Will be published in next version.

Next steps:

  • Current modules:
    • Include more estimators and selectors.
    • Include unsupervised modeling.
    • Optimize estimators parameters for tuning.
    • Documentation and debug.
  • Other modules in developing:
    • autoPP for preprocessing
    • autoVIZ for visualization
    • autoFlow for modules tracking & pipeline optimization
    • autoTM for text mining

Installation

pip install dynapipe

Modules

autoFS - features selection module

Description :
  • This module is used for features selection:
    • Automate the feature selection with several selectors
    • Evaluate the outputs from all selector methods, and ranked a final list of the top important features
Current methods & selectors covered:
 - Class
    * dynaFS_clf - Focus on classification problems
        - $ fit_fs_clf() - fit method for classifier
    * dynaFS_reg - Focus on regression problems
        - $ fit_fs_reg() - fit method for regressor
 - Class and current available selectors
    * clf_fs - Class focusing on classification features selection
        $ kbest_f - SelectKBest() with f_classif core
        $ kbest_chi2 - SelectKBest() with chi2 core
        $ rfe_lr - RFE with LogisticRegression() estimator
        $ rfe_svm - RFE with SVC() estimator
        $ rfecv_svm - RFECV with SVC() estimator  
        $ rfe_tree - RFE with DecisionTreeClassifier() estimator
        $ rfecv_tree - RFECV with DecisionTreeClassifier() estimator
        $ rfe_rf - RFE with RandomForestClassifier() estimator
        $ rfecv_rf - RFECV with RandomForestClassifier() estimator

    * reg_fs - Class focusing on regression features selection
        $ kbest_f - SelectKBest() with f_regression core
        $ rfe_svm - RFE with SVC() estimator
        $ rfecv_svm - RFECV with SVC() estimator  
        $ rfe_tree - RFE with DecisionTreeRegressor() estimator
        $ rfecv_tree - RFECV with DecisionTreeRegressor() estimator
        $ rfe_rf - RFE with RandomForestRegressor() estimator
        $ rfecv_rf - RFECV with RandomForestRegressor() estimator
Demo - Input from csv file - Regression Problem
  • CODE:
import pandas as pd
from dynapipe.autoFS import dynaFS_reg

tr_features = pd.read_csv('./data/regression/train_features.csv')
tr_labels = pd.read_csv('./data/regression/train_labels.csv')

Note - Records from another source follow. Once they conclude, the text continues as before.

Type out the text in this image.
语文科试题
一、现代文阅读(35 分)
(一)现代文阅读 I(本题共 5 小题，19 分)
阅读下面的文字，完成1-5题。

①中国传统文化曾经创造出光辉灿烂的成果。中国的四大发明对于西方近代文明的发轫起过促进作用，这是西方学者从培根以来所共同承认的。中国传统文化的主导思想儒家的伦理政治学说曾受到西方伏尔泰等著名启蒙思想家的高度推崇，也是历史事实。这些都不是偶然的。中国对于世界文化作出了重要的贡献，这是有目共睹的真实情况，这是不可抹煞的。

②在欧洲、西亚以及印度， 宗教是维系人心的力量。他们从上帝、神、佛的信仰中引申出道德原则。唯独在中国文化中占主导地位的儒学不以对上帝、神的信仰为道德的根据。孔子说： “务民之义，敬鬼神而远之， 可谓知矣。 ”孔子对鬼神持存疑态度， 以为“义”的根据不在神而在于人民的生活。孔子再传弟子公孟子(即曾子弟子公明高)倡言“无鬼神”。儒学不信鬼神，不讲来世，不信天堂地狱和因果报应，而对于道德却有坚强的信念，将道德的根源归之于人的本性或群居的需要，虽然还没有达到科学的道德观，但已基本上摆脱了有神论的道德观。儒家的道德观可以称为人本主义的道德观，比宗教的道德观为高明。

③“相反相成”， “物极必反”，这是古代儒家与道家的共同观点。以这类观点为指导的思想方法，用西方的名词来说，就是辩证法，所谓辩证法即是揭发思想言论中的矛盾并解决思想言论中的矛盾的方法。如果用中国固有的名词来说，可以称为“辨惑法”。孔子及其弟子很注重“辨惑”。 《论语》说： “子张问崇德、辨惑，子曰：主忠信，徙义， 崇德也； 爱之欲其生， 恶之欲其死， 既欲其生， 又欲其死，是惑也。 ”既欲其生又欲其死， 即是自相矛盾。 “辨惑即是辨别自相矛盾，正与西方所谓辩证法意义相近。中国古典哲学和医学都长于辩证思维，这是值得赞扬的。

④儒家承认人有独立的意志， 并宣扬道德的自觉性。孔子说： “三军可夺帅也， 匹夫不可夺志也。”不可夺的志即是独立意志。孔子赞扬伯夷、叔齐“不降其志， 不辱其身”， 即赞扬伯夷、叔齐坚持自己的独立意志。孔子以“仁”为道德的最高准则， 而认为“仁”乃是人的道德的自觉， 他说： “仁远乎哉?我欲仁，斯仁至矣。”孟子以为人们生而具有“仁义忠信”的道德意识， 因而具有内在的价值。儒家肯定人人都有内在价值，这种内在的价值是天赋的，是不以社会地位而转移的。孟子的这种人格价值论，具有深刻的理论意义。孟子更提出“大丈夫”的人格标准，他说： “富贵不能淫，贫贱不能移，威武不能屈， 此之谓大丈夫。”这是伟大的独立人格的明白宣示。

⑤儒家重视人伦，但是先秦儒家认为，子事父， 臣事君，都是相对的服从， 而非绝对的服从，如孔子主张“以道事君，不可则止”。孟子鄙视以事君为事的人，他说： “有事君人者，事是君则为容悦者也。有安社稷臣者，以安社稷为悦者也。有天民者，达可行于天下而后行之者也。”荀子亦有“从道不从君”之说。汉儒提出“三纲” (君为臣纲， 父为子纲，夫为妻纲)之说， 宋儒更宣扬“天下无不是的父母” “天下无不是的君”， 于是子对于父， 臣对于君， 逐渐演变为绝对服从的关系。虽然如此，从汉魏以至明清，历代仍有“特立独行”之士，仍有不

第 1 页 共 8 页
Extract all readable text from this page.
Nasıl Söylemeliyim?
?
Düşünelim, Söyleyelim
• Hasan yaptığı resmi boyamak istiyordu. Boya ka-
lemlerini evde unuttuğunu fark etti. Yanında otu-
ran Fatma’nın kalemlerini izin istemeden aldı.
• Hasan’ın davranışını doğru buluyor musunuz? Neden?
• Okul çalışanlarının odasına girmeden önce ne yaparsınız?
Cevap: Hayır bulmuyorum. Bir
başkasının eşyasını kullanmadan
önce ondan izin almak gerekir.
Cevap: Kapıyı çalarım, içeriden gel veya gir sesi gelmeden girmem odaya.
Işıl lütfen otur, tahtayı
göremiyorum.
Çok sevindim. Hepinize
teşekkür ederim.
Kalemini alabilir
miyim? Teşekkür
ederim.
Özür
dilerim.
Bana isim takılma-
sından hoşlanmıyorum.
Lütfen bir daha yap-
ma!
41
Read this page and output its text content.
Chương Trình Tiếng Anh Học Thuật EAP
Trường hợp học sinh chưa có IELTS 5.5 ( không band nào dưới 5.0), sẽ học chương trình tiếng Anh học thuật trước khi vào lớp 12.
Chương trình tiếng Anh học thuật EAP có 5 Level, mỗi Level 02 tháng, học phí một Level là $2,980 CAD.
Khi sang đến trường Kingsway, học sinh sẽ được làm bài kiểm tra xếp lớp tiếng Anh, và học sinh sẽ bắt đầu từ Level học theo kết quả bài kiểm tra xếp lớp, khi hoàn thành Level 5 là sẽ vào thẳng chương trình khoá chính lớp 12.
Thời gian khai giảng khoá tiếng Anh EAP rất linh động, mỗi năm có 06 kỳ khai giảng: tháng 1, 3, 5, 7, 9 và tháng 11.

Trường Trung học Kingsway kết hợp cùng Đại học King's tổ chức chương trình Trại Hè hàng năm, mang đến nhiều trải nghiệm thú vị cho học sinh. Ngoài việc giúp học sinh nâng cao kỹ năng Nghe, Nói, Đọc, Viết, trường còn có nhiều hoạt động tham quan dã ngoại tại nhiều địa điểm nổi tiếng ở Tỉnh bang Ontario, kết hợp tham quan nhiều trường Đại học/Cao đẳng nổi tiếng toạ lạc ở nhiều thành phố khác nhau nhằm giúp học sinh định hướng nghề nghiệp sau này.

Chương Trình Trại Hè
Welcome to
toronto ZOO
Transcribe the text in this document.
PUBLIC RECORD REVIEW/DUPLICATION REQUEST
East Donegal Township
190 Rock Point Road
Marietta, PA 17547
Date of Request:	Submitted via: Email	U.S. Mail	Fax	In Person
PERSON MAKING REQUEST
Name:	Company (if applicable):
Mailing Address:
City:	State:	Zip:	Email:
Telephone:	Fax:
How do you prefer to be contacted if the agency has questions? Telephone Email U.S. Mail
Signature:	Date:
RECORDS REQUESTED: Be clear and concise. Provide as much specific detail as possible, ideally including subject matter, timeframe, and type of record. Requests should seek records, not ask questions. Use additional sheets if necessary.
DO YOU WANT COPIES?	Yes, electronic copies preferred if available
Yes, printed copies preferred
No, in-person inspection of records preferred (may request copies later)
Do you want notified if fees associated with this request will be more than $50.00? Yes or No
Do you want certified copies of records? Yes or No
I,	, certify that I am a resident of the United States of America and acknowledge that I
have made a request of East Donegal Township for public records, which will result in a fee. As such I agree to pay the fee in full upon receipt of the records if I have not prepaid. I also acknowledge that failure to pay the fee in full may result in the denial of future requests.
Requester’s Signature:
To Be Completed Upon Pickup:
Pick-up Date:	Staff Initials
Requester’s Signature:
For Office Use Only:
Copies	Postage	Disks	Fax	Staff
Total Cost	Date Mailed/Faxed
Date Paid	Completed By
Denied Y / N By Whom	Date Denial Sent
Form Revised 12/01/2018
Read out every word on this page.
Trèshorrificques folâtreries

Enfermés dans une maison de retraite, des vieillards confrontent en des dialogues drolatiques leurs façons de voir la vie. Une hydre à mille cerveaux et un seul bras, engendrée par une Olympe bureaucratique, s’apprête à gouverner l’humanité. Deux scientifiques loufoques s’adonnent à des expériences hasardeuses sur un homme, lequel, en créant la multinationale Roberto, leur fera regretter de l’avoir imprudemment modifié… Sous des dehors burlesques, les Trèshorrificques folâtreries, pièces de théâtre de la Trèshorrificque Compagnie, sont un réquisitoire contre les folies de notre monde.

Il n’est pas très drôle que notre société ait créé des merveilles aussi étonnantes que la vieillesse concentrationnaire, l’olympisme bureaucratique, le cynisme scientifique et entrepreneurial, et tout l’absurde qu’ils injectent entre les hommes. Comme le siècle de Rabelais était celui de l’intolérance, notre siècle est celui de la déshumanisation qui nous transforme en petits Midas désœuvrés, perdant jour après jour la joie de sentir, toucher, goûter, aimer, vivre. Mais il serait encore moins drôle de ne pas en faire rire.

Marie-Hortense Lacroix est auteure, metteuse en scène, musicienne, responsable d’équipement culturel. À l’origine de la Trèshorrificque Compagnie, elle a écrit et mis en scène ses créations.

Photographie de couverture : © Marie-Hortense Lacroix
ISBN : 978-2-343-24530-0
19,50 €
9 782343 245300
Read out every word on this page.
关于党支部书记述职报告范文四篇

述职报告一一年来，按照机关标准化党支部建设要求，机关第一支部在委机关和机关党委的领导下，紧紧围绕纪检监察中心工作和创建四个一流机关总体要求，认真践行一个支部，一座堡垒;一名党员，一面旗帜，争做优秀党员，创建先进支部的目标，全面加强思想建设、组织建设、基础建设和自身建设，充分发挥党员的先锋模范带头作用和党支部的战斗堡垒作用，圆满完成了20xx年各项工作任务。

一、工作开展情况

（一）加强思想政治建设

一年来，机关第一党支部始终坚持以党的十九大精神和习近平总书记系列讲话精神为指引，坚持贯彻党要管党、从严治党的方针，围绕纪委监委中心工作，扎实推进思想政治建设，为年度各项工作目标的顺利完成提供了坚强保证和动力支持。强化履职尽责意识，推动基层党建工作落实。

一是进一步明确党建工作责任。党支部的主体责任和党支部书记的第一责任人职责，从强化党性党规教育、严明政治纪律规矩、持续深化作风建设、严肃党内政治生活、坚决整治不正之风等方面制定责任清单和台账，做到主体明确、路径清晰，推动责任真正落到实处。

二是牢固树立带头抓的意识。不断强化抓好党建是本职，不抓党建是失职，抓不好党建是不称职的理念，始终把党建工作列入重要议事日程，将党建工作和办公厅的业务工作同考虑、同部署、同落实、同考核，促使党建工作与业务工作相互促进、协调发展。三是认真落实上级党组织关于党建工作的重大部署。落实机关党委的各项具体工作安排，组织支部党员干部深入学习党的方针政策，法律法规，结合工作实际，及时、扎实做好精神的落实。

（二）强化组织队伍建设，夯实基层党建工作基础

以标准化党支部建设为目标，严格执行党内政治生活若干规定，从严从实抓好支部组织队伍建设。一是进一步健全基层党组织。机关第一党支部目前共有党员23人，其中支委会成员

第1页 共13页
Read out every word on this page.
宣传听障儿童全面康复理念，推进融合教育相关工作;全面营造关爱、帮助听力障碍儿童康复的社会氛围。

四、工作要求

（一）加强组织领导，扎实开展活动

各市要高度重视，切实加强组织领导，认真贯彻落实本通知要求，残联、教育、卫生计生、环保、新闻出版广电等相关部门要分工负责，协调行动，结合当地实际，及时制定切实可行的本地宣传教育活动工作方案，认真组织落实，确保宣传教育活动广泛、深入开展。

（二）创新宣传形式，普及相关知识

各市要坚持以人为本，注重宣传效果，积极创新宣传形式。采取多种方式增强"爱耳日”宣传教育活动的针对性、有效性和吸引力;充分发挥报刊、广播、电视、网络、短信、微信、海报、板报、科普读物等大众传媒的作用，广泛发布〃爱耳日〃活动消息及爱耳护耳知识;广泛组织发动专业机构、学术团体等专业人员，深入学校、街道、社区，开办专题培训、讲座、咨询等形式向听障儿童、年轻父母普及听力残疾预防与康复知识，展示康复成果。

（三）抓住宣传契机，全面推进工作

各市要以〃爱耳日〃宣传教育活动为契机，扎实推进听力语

reg_fs_demo = dynaFS_reg( fs_num = 5,random_state = 13,cv = 5,input_from_file = True)

reg_fs_demo.fit_fs_reg(tr_features,tr_labels,detail_info = False)
  • OUTPUT:
      *DynaPipe* autoFS Module ===> Selector kbest_f gets outputs: ['INDUS', 'NOX', 'RM', 'PTRATIO', 'LSTAT']
Progress: [###-----------------] 14.3%

      *DynaPipe* autoFS Module ===> Selector rfe_svm gets outputs: ['CHAS', 'NOX', 'RM', 'PTRATIO', 'LSTAT']
Progress: [######--------------] 28.6%

      *DynaPipe* autoFS Module ===> Selector rfe_tree gets outputs: ['CRIM', 'RM', 'DIS', 'TAX', 'LSTAT']
Progress: [#########-----------] 42.9%

      *DynaPipe* autoFS Module ===> Selector rfe_rf gets outputs: ['CRIM', 'RM', 'DIS', 'PTRATIO', 'LSTAT']
Progress: [###########---------] 57.1%

      *DynaPipe* autoFS Module ===> Selector rfecv_svm gets outputs: ['CRIM', 'ZN', 'INDUS', 'CHAS', 'NOX', 'RM', 'AGE', 'DIS', 'RAD', 'TAX', 'PTRATIO', 'B', 'LSTAT']
Progress: [##############------] 71.4%

      *DynaPipe* autoFS Module ===> Selector rfecv_tree gets outputs: ['CRIM', 'CHAS', 'NOX', 'RM', 'AGE', 'DIS', 'TAX', 'PTRATIO', 'B', 'LSTAT']
Progress: [#################---] 85.7%

      *DynaPipe* autoFS Module ===> Selector rfecv_rf gets outputs: ['CRIM', 'ZN', 'NOX', 'RM', 'AGE', 'DIS', 'RAD', 'TAX', 'PTRATIO', 'B', 'LSTAT']
Progress: [####################] 100.0%

The DynaPipe autoFS identify the top 5 important features for regression are: ['RM', 'LSTAT', 'PTRATIO', 'NOX', 'CRIM']. 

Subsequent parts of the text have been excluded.